Oltre 90mila metri quadrati di estensione e migliaia di lavoratori, ignari dei rischi e dei pericoli: le fibre di amianto respirate per decenni non solo in fabbrica, ma anche fuori. L’amianto era ovunque, nell’aria, nelle tute dei lavoratori messe in ordine dalle mogli, nel polverino usato per sistemare aie e cortili.

Il mesotelioma pleurico, il tumore provocato dall’amianto, comincerà presto a fare vittime: oltre 2.500 ad oggi. Daniela se ne accorse in fretta proprio dai racconti degli operai, da quei tanti manifesti funebri che ogni settimana venivano affissi davanti alla fabbrica.

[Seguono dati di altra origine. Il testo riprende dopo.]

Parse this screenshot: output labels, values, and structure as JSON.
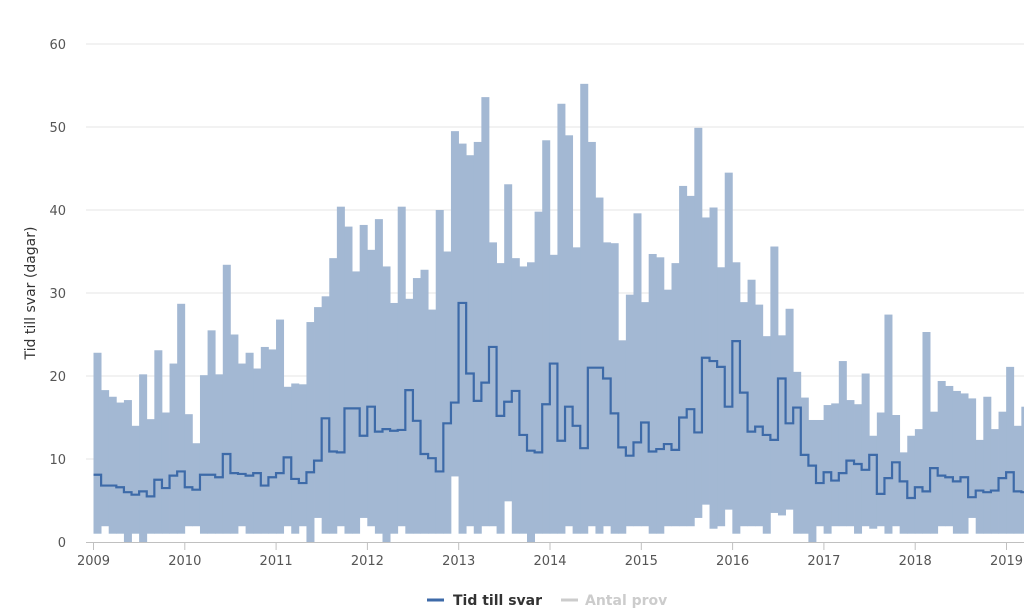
{
  "chart_data": {
    "type": "area",
    "title": "",
    "ylabel": "Tid till svar (dagar)",
    "xlabel": "",
    "ylim": [
      0,
      60
    ],
    "y_ticks": [
      0,
      10,
      20,
      30,
      40,
      50,
      60
    ],
    "x_ticks": [
      "2009",
      "2010",
      "2011",
      "2012",
      "2013",
      "2014",
      "2015",
      "2016",
      "2017",
      "2018",
      "2019"
    ],
    "x_start": 2009.0,
    "x_step": 0.0833,
    "grid": true,
    "legend_position": "bottom-center",
    "colors": {
      "line": "#3d6aa8",
      "range": "#a3b8d3",
      "grid": "#e6e6e6",
      "legend_inactive": "#cccccc"
    },
    "series": [
      {
        "name": "Tid till svar",
        "kind": "step-line",
        "values": [
          8.1,
          6.8,
          6.8,
          6.6,
          6.0,
          5.7,
          6.1,
          5.5,
          7.5,
          6.5,
          8.0,
          8.5,
          6.6,
          6.3,
          8.1,
          8.1,
          7.8,
          10.6,
          8.3,
          8.2,
          8.0,
          8.3,
          6.8,
          7.8,
          8.3,
          10.2,
          7.6,
          7.1,
          8.4,
          9.8,
          14.9,
          10.9,
          10.8,
          16.1,
          16.1,
          12.8,
          16.3,
          13.3,
          13.6,
          13.4,
          13.5,
          18.3,
          14.6,
          10.6,
          10.1,
          8.5,
          14.3,
          16.8,
          28.8,
          20.3,
          17.0,
          19.2,
          23.5,
          15.2,
          16.9,
          18.2,
          12.9,
          11.0,
          10.8,
          16.6,
          21.5,
          12.2,
          16.3,
          14.0,
          11.3,
          21.0,
          21.0,
          19.7,
          15.5,
          11.4,
          10.4,
          12.0,
          14.4,
          10.9,
          11.2,
          11.8,
          11.1,
          15.0,
          16.0,
          13.2,
          22.2,
          21.8,
          21.1,
          16.3,
          24.2,
          18.0,
          13.3,
          13.9,
          12.9,
          12.3,
          19.7,
          14.3,
          16.2,
          10.5,
          9.2,
          7.1,
          8.4,
          7.4,
          8.3,
          9.8,
          9.4,
          8.7,
          10.5,
          5.8,
          7.7,
          9.6,
          7.3,
          5.3,
          6.6,
          6.1,
          8.9,
          8.0,
          7.8,
          7.3,
          7.8,
          5.4,
          6.2,
          6.0,
          6.2,
          7.7,
          8.4,
          6.1,
          6.0,
          6.7
        ]
      },
      {
        "name": "Antal prov",
        "kind": "range",
        "visible": false,
        "high": [
          22.8,
          18.3,
          17.5,
          16.8,
          17.1,
          14.0,
          20.2,
          14.8,
          23.1,
          15.6,
          21.5,
          28.7,
          15.4,
          11.9,
          20.1,
          25.5,
          20.2,
          33.4,
          25.0,
          21.5,
          22.8,
          20.9,
          23.5,
          23.2,
          26.8,
          18.7,
          19.1,
          19.0,
          26.5,
          28.3,
          29.6,
          34.2,
          40.4,
          38.0,
          32.6,
          38.2,
          35.2,
          38.9,
          33.2,
          28.8,
          40.4,
          29.3,
          31.8,
          32.8,
          28.0,
          40.0,
          35.0,
          49.5,
          48.0,
          46.6,
          48.2,
          53.6,
          36.1,
          33.6,
          43.1,
          34.2,
          33.2,
          33.7,
          39.8,
          48.4,
          34.6,
          52.8,
          49.0,
          35.5,
          55.2,
          48.2,
          41.5,
          36.1,
          36.0,
          24.3,
          29.8,
          39.6,
          28.9,
          34.7,
          34.3,
          30.4,
          33.6,
          42.9,
          41.7,
          49.9,
          39.1,
          40.3,
          33.1,
          44.5,
          33.7,
          28.9,
          31.6,
          28.6,
          24.8,
          35.6,
          24.9,
          28.1,
          20.5,
          17.4,
          14.7,
          14.7,
          16.5,
          16.7,
          21.8,
          17.1,
          16.6,
          20.3,
          12.8,
          15.6,
          27.4,
          15.3,
          10.8,
          12.8,
          13.6,
          25.3,
          15.7,
          19.4,
          18.8,
          18.2,
          17.9,
          17.3,
          12.3,
          17.5,
          13.6,
          15.7,
          21.1,
          14.0,
          16.3,
          14.3
        ],
        "low": [
          1.0,
          1.9,
          1.0,
          1.0,
          0.0,
          1.0,
          0.0,
          1.0,
          1.0,
          1.0,
          1.0,
          1.0,
          1.9,
          1.9,
          1.0,
          1.0,
          1.0,
          1.0,
          1.0,
          1.9,
          1.0,
          1.0,
          1.0,
          1.0,
          1.0,
          1.9,
          1.0,
          1.9,
          0.0,
          2.9,
          1.0,
          1.0,
          1.9,
          1.0,
          1.0,
          2.9,
          1.9,
          1.0,
          0.0,
          1.0,
          1.9,
          1.0,
          1.0,
          1.0,
          1.0,
          1.0,
          1.0,
          7.9,
          1.0,
          1.9,
          1.0,
          1.9,
          1.9,
          1.0,
          4.9,
          1.0,
          1.0,
          0.0,
          1.0,
          1.0,
          1.0,
          1.0,
          1.9,
          1.0,
          1.0,
          1.9,
          1.0,
          1.9,
          1.0,
          1.0,
          1.9,
          1.9,
          1.9,
          1.0,
          1.0,
          1.9,
          1.9,
          1.9,
          1.9,
          2.9,
          4.5,
          1.6,
          1.9,
          3.9,
          1.0,
          1.9,
          1.9,
          1.9,
          1.0,
          3.5,
          3.2,
          3.9,
          1.0,
          1.0,
          0.0,
          1.9,
          1.0,
          1.9,
          1.9,
          1.9,
          1.0,
          1.9,
          1.6,
          1.9,
          1.0,
          1.9,
          1.0,
          1.0,
          1.0,
          1.0,
          1.0,
          1.9,
          1.9,
          1.0,
          1.0,
          2.9,
          1.0,
          1.0,
          1.0,
          1.0,
          1.0,
          1.0,
          1.0,
          1.0
        ]
      }
    ]
  }
}
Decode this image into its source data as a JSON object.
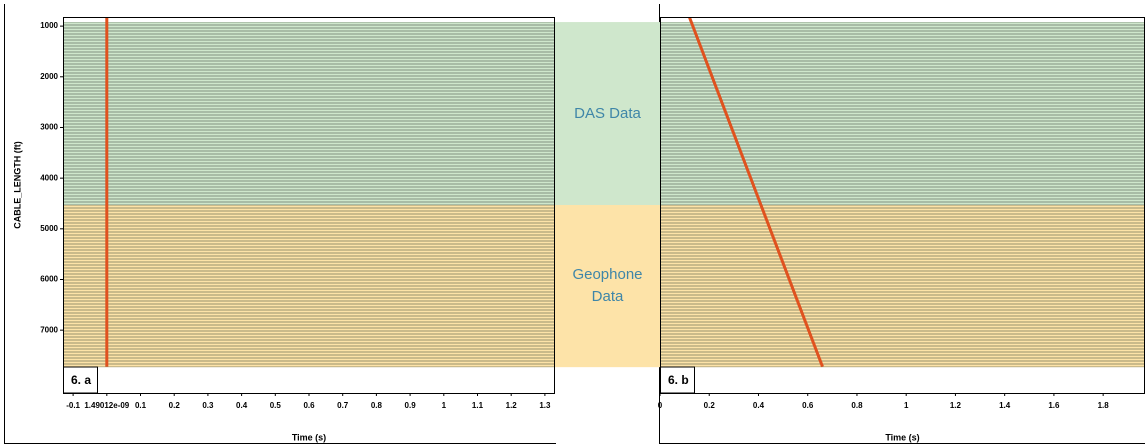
{
  "chart_data": [
    {
      "type": "line",
      "panel_label": "6. a",
      "xlabel": "Time (s)",
      "ylabel": "CABLE_LENGTH (ft)",
      "xlim": [
        -0.13,
        1.33
      ],
      "ylim": [
        8240,
        820
      ],
      "xticks": [
        -0.1,
        {
          "value": 1.49012e-09,
          "label": "1.49012e-09"
        },
        0.1,
        0.2,
        0.3,
        0.4,
        0.5,
        0.6,
        0.7,
        0.8,
        0.9,
        1,
        1.1,
        1.2,
        1.3
      ],
      "yticks": [
        1000,
        2000,
        3000,
        4000,
        5000,
        6000,
        7000
      ],
      "x": [
        0,
        0
      ],
      "values": [
        830,
        7720
      ],
      "color": "#e0521f"
    },
    {
      "type": "line",
      "panel_label": "6. b",
      "xlabel": "Time (s)",
      "xlim": [
        0,
        1.97
      ],
      "ylim": [
        8240,
        820
      ],
      "xticks": [
        0,
        0.2,
        0.4,
        0.6,
        0.8,
        1,
        1.2,
        1.4,
        1.6,
        1.8
      ],
      "x": [
        0.12,
        0.66
      ],
      "values": [
        830,
        7720
      ],
      "color": "#e0521f"
    }
  ],
  "regions": [
    {
      "label": "DAS Data",
      "range": [
        920,
        4530
      ],
      "color": "#cfe7cc"
    },
    {
      "label": "Geophone Data",
      "range": [
        4530,
        7730
      ],
      "color": "#fde3a8"
    }
  ]
}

Scoprì così la sua vera missione di vita: combattere da medico contro la malattia, mettendo al centro però l’ascolto delle persone. «Mi resi conto che i malati non avevano bisogno solo di essere visitati – dice – c’era un dramma psicologico vissuto da loro e dalle famiglie che doveva essere preso in carico. Erano i due aspetti della tragedia».

Nacque così l’Ufim di Casale, l’unità per la diagnosi e la cura del mesotelioma, una realtà di eccellenza in Italia. Accanto alle cure, la vicinanza umana, l’idea di creare una onlus per assistere i malati in ogni momento, 365 giorni all’anno, in qualunque luogo: a casa, in ospedale, in un hospice.

Infermieri, psicologi, volontari, tutti in campo per tenere accesa quella scintilla di speranza in un percorso di malattia senza speranza. Daniela oggi è in pensione, ma sempre in prima linea con Vitas, la sua associazione che oggi vede coinvolte decine di persone. Per il suo impegno, Daniela De Giovanni è stata nominata dal Presidente Mattarella, Ufficiale dell’Ordine al Merito della Repubblica Italiana.